Delta Kampı ezan vakti
Günde 5 vakit ezan okunuyor. Bunun için her kamptan 1 tutuklu seçiliyor. Eskiden ABD askeri bir imam ile iki tercümanı varmış. Adam hakkında ‘casus’ iddiaları çıkarmış, tercümanlarla birlikte yargılamışlar. Sonuç: Beraat. Şimdi bir rahip var. Onun için ezanı mahkumlar okuyor.
KELEPÇELİ SADDAM
Kafeslerden, bir futbol sahasını andıranın içine giriyoruz. Duşun duvarı yanımızda kalıyor. Duvarda birkaç resim var. Bir tanesinde
Saddam Hüseyin, elleri kelepçeli, üzerinde Cesur Giyim’in şık takımları var. Yan resimde bir Ortadoğu pazarı.
Sinir bozan ok
Boşluğun ortasındaki bir ok var, kıbleyi gösteriyor. Hemen altında bir rakam ve kelime yazıyor. Başına gelip bakıyorum.
‘MAKKAH (MEKKE) 12793 km.’ İnançlı bir El-Kaide savaşçısı iseniz her gün böyle bir okun başında bu rakamı okumak moral bozucu olmalı.

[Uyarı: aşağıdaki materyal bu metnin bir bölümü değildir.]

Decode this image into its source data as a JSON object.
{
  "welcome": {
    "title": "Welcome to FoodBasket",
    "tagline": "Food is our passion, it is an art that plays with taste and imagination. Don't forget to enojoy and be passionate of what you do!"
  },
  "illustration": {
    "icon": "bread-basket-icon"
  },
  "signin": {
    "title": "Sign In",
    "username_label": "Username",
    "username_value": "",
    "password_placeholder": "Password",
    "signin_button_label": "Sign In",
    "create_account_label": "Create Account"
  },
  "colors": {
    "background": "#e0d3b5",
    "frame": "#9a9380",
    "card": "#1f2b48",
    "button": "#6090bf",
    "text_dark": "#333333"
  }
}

İyi çocuk olana tuvalet kağıdı
Koğuşlara giriyoruz. Yatakların üzerinde malzemeler teşhir için duruyor. Pek çok malzeme var. Bu sefer üç tane monopol oyunu görüyorum. İyi davranan tutuklulara verilen tuvalet kağıdı da lüks ayrıcalıklardan bir başkası. Bir asker bize bağıra bağıra koğuştaki bu ayrıcalıkları anlatıyor.
7 AŞAMALI DİKENLİ TEL
Birazdan 4 kampı içinde barındıran Delta’ya gidiyoruz. 1., 2., 3. ve 4. kamplar burada. Dışarıda tel örgüler var.
Gözetleme kulelerinin kimi boş. Boş gözetleme kulelerini çekmememizi istiyorlar. Yedi aşamalı dikenli tellerle çevrili, etrafında gerçek anlamı ile kuş uçurtulmayan, deniz kenarına kurulmuş kampların içine girmemiz mümkün değil.
Demirden domuz heykeli
Amerikan kampının dışına doğru yürüyoruz. Kampın girişinde bütün birliklerin flamaları ya da maskotları büyük beton bloklara işlenmiş. Bu hali ile büyük bir askeri heykel sergisini andırıyor. En büyük heykel demirden yapılmış bir domuz heykeli. Yanına geçip fotoğraf çektiriyorum.